Mon quotidien

Quentin* m’a appris que certains silences étaient nécessaires

Parmi les peurs infondées que j’avais lorsque j’ai commencé à travailler, il y a celle des silences. Les silences me mettaient mal à l’aise, j’en laissais raisonnablement pour laisser le temps aux patients de parler évidemment, mais lorsque ça durait trop longtemps, je me disais que je ne faisais pas bien mon travail. J’avais l’impression que laisser trop de silence était également angoissant pour le patient. Je me suis alors lancée dans une sorte de gymnastique afin de trouver un juste milieu entre les silences faisant partie du travail et les « blanc ».
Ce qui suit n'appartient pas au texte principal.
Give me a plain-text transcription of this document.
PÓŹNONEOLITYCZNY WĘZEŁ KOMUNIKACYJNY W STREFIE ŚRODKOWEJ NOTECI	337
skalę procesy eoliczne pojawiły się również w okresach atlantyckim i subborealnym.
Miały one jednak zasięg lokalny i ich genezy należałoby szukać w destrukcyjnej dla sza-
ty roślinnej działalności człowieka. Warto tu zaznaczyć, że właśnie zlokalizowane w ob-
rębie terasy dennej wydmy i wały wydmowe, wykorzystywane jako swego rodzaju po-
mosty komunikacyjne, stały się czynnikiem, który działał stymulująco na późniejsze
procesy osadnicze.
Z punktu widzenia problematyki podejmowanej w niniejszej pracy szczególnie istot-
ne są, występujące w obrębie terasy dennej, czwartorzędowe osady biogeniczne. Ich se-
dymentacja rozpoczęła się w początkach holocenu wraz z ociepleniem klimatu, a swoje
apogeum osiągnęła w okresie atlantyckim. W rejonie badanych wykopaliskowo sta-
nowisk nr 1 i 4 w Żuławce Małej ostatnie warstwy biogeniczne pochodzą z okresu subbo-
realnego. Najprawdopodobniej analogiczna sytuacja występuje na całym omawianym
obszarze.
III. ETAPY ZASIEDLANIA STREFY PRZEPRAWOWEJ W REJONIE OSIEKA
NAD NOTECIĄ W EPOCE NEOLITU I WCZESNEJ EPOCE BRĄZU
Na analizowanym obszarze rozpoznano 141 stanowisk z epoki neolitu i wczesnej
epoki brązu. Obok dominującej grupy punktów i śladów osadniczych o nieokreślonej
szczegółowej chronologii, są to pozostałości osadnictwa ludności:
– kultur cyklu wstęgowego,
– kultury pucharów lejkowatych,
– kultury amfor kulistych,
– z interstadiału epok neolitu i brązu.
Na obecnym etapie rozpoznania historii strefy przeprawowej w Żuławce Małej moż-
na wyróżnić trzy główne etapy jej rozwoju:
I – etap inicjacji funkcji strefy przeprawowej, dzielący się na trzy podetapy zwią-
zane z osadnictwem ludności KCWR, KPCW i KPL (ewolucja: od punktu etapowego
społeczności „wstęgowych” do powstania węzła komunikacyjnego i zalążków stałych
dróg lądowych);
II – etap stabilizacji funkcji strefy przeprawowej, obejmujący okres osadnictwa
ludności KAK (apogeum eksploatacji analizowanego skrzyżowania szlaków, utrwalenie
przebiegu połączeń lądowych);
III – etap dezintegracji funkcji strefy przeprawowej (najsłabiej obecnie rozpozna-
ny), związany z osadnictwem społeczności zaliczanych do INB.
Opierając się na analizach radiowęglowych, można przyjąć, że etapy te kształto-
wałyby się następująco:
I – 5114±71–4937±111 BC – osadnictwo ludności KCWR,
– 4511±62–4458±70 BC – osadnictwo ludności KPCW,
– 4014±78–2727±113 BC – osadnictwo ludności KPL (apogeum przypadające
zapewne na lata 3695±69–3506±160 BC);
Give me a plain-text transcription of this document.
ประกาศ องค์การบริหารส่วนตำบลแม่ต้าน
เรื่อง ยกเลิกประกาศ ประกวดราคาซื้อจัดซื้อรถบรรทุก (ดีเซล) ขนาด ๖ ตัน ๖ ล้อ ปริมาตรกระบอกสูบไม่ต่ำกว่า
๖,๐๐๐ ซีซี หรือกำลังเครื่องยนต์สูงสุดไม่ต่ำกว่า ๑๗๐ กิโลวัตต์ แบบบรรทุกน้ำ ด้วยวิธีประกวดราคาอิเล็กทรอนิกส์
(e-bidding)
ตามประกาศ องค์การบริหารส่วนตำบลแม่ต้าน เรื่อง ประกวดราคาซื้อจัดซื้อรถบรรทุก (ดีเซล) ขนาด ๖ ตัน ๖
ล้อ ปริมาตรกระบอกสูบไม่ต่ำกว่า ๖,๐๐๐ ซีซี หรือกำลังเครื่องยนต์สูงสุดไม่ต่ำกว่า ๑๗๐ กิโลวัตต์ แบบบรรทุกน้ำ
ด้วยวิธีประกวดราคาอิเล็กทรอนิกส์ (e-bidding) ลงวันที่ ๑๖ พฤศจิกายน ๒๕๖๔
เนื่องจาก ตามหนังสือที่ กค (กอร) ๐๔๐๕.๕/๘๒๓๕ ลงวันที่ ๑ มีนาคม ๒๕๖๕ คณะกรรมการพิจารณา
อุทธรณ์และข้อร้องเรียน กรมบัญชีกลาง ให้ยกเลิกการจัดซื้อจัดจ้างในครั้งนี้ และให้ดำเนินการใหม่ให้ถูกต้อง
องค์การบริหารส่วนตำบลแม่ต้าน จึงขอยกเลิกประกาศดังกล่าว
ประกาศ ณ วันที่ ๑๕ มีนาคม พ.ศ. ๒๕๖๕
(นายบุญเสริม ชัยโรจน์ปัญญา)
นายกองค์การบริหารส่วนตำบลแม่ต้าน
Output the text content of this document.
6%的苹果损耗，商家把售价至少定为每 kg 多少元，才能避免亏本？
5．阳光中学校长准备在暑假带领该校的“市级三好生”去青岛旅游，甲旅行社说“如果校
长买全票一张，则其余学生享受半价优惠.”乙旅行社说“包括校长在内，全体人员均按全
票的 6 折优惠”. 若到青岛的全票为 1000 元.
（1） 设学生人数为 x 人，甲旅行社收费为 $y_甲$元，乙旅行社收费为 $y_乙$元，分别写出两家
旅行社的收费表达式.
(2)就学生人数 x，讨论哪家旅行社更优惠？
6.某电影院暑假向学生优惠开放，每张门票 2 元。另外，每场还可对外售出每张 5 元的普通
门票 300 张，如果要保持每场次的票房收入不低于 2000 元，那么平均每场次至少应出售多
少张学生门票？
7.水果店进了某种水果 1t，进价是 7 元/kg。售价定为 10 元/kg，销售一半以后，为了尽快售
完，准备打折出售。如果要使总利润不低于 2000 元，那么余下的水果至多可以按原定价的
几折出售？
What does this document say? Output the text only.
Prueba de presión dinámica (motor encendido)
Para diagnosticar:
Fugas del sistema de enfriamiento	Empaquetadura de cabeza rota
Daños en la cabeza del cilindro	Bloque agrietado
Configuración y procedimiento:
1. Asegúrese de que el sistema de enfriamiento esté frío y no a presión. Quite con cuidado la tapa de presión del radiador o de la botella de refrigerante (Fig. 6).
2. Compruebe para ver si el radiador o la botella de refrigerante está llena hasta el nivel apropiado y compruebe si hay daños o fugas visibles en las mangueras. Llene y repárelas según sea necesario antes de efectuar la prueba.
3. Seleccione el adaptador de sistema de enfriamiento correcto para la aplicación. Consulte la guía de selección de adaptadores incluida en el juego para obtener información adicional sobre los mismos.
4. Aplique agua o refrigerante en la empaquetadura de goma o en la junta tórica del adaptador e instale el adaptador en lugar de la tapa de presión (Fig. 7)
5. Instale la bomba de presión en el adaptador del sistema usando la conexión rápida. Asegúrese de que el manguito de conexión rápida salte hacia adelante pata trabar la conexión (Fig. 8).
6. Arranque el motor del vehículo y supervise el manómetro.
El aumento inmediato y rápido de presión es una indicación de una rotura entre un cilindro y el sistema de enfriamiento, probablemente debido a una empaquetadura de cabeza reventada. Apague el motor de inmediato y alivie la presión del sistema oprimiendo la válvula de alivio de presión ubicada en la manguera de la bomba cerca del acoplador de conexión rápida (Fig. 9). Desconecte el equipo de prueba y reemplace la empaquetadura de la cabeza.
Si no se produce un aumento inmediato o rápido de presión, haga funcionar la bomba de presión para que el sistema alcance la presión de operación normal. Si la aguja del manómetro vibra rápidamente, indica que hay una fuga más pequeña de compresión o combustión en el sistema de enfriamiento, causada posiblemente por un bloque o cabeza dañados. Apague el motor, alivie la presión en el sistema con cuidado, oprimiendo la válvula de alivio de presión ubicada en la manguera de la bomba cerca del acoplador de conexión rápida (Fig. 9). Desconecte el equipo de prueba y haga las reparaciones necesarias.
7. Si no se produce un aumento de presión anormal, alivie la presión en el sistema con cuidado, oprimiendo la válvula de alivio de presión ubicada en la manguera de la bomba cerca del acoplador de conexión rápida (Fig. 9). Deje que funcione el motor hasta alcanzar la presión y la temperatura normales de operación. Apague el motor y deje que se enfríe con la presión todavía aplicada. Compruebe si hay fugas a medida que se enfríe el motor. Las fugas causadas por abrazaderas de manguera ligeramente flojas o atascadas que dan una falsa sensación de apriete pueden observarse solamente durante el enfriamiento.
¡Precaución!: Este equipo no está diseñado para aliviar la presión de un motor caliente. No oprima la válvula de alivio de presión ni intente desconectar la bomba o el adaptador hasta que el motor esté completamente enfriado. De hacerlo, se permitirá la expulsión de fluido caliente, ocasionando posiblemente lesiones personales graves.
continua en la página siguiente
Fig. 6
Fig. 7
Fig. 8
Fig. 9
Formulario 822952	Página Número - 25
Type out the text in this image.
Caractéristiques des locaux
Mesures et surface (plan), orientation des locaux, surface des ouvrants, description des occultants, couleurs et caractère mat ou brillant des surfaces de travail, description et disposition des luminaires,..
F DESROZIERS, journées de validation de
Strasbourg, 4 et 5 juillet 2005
Lorsqu’on est jeune psychologue, on peut facilement tomber dans le piège d’être trop actif dans la prise en charge, de vouloir proposer plein de choses sans laisser le temps au patient. Sans cela, on peut avoir l’impression de ne pas être utile, de ne pas aider. Bien au contraire…

Quentin* m’a fait réaliser que certains silences étaient nécessaires. Quentin est un patient que je connais depuis que je suis arrivée sur mon lieu de travail qui souffrent de TOC très sévères. Depuis que je l’ai rencontré, il a beaucoup évolué et certaines de ses manifestations anxieuses ont largement diminuées. Cependant, lors de sa dernière hospitalisation, Quentin cessait de parler durant les entretiens. D’un seul coup, il se coupait littéralement et ne disait plus rien. Parfois c’était dès le premier contact « comment vous sentez-vous aujourd’hui ? », il ne se passait plus rien, je n’avais plus accès à lui. Alors que cela avait toujours été le cas lors de ses précédentes hospitalisations.

Je me sentais très impuissante ainsi que l’équipe, car nous n’avions aucun moyen de savoir comment il allait et comment il évoluait. De plus, je voyais bien que Quentin luttait littéralement pour parler mais qu’il n’y parvenait pas, il était comme coincé. Le comportement non-verbal ici devient alors très important. J’ai donc laissé de plus en plus de temps à Quentin entre mes questions/interventions pour qu’il puisse s’exprimer, tout en lui disant de prendre son temps. C’était bénéfique pour nous deux : Lui avait plus de temps et moi je me familiarisais avec les silences sans en avoir peur. Aujourd’hui ce n’est pas parfait et c’est encore assez fluctuant, mais en lui laissant des temps plus long, Quentin finit par réussir à construire ce qu’il veut me dire.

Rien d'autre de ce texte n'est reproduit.